That was how these two stories struck me. Either on its own says one thing, but put together, a much clearer picture emerges.  In this case, the picture is of a generational pattern.

The St. Louis Federal Reserve reported that all of the job growth in the United States since the year 2000 went to workers ages 55 and over. Which is to say, Boomers and earlier. All of it. The whole thing. Since the dawn of the millennium, my own generation, now in its prime working years, got zero. 

The report drily notes: “Some economists fear that our aging workforce may be holding back economic growth.”  

(fingers tapping)

On the very same day, I saw this report that West Virginia is adopting a version of free community college that includes both drug testing and a post-graduation residency requirement in West Virginia. Public higher education for the young will come with strings that never applied to earlier generations, when it was cheap enough that they could pay for it themselves. That way, the state can use them to support the ever-growing ranks of retirees whose educations came without strings.

(fingers tapping)

Those of us who work at colleges with declining enrollment have become familiar with “cutting by attrition,” which means closing off jobs to the next generation that were open to a previous one, in order not to offend remaining incumbents of the previous generation who have more generous pensions than their successors will ever see.

(fingers tapping)

These are not signs of health. These are not signs of stewardship. This is a system eating its young, sacrificing the future to cushion the present.  

As an educator, I have a problem with that.
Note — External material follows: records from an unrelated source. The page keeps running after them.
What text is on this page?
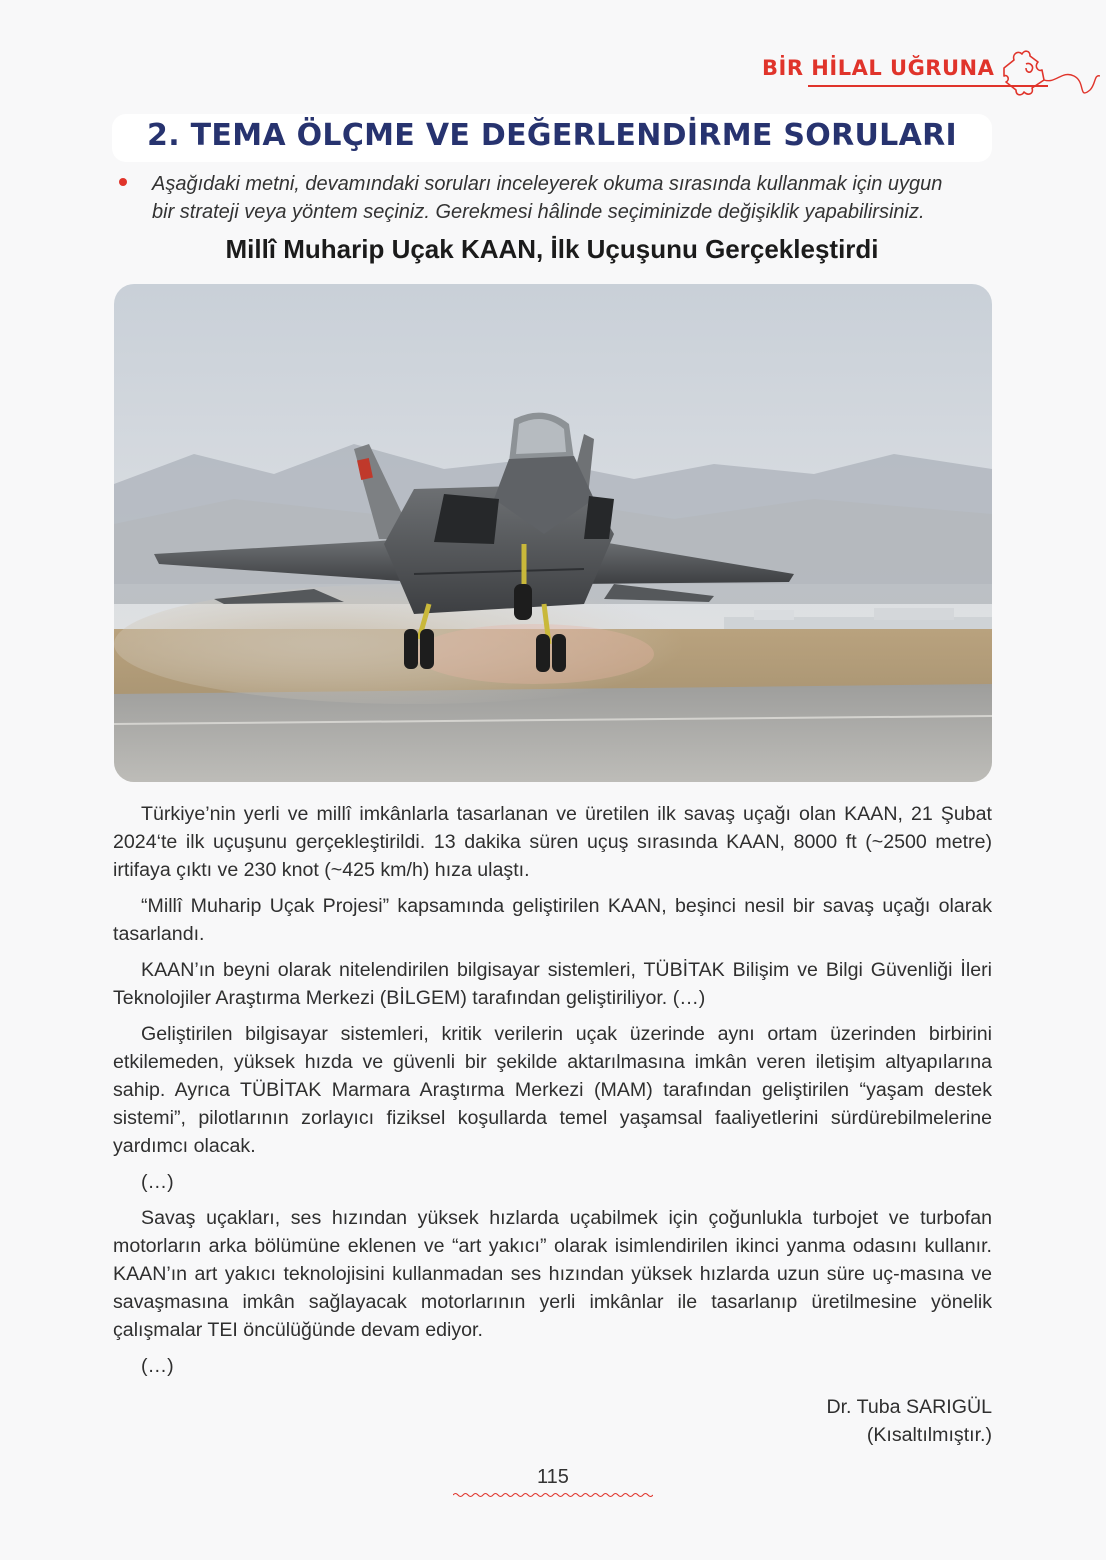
BİR HİLAL UĞRUNA
2. TEMA ÖLÇME VE DEĞERLENDİRME SORULARI
Aşağıdaki metni, devamındaki soruları inceleyerek okuma sırasında kullanmak için uygun
bir strateji veya yöntem seçiniz. Gerekmesi hâlinde seçiminizde değişiklik yapabilirsiniz.
Millî Muharip Uçak KAAN, İlk Uçuşunu Gerçekleştirdi

Türkiye’nin yerli ve millî imkânlarla tasarlanan ve üretilen ilk savaş uçağı olan KAAN, 21 Şubat 2024‘te ilk uçuşunu gerçekleştirildi. 13 dakika süren uçuş sırasında KAAN, 8000 ft (~2500 metre) irtifaya çıktı ve 230 knot (~425 km/h) hıza ulaştı.

“Millî Muharip Uçak Projesi” kapsamında geliştirilen KAAN, beşinci nesil bir savaş uçağı olarak tasarlandı.

KAAN’ın beyni olarak nitelendirilen bilgisayar sistemleri, TÜBİTAK Bilişim ve Bilgi Güvenliği İleri Teknolojiler Araştırma Merkezi (BİLGEM) tarafından geliştiriliyor. (…)

Geliştirilen bilgisayar sistemleri, kritik verilerin uçak üzerinde aynı ortam üzerinden birbirini etkilemeden, yüksek hızda ve güvenli bir şekilde aktarılmasına imkân veren iletişim altyapılarına sahip. Ayrıca TÜBİTAK Marmara Araştırma Merkezi (MAM) tarafından geliştirilen “yaşam destek sistemi”, pilotlarının zorlayıcı fiziksel koşullarda temel yaşamsal faaliyetlerini sürdürebilmelerine yardımcı olacak.

(…)

Savaş uçakları, ses hızından yüksek hızlarda uçabilmek için çoğunlukla turbojet ve turbofan motorların arka bölümüne eklenen ve “art yakıcı” olarak isimlendirilen ikinci yanma odasını kullanır. KAAN’ın art yakıcı teknolojisini kullanmadan ses hızından yüksek hızlarda uzun süre uç-masına ve savaşmasına imkân sağlayacak motorlarının yerli imkânlar ile tasarlanıp üretilmesine yönelik çalışmalar TEI öncülüğünde devam ediyor.

(…)

Dr. Tuba SARIGÜL
(Kısaltılmıştır.)
115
The premise of education is creating a better future. That’s the basis of the entire enterprise. It’s what we do.  Education may draw on the best of the past, but at its core, it’s about the future. 

I can’t help but wonder if that’s part of why public education is struggling. It’s a forward-looking enterprise in a culture that isn’t. Snowballing austerity compels us to adopt behaviors that undercut the logic of what we do. Graduate programs keep taking new students because they need cheap labor, even knowing that full-time jobs for new Ph.D.’s are the exception.  

In a healthy society, intergenerational transfers of wealth move down, not up. We’re moving them up, and at an accelerating rate. That can’t go on forever.

Unsustainable trends, won’t be. At some point, they stop. I hope we can turn this trend around thoughtfully, before it fails catastrophically. As I get older, I realize that the future keeps coming, whether you’re prepared for it or not. We’re in the preparation business. It has never been more urgent. I may be nearsighted, but I can see this clearly.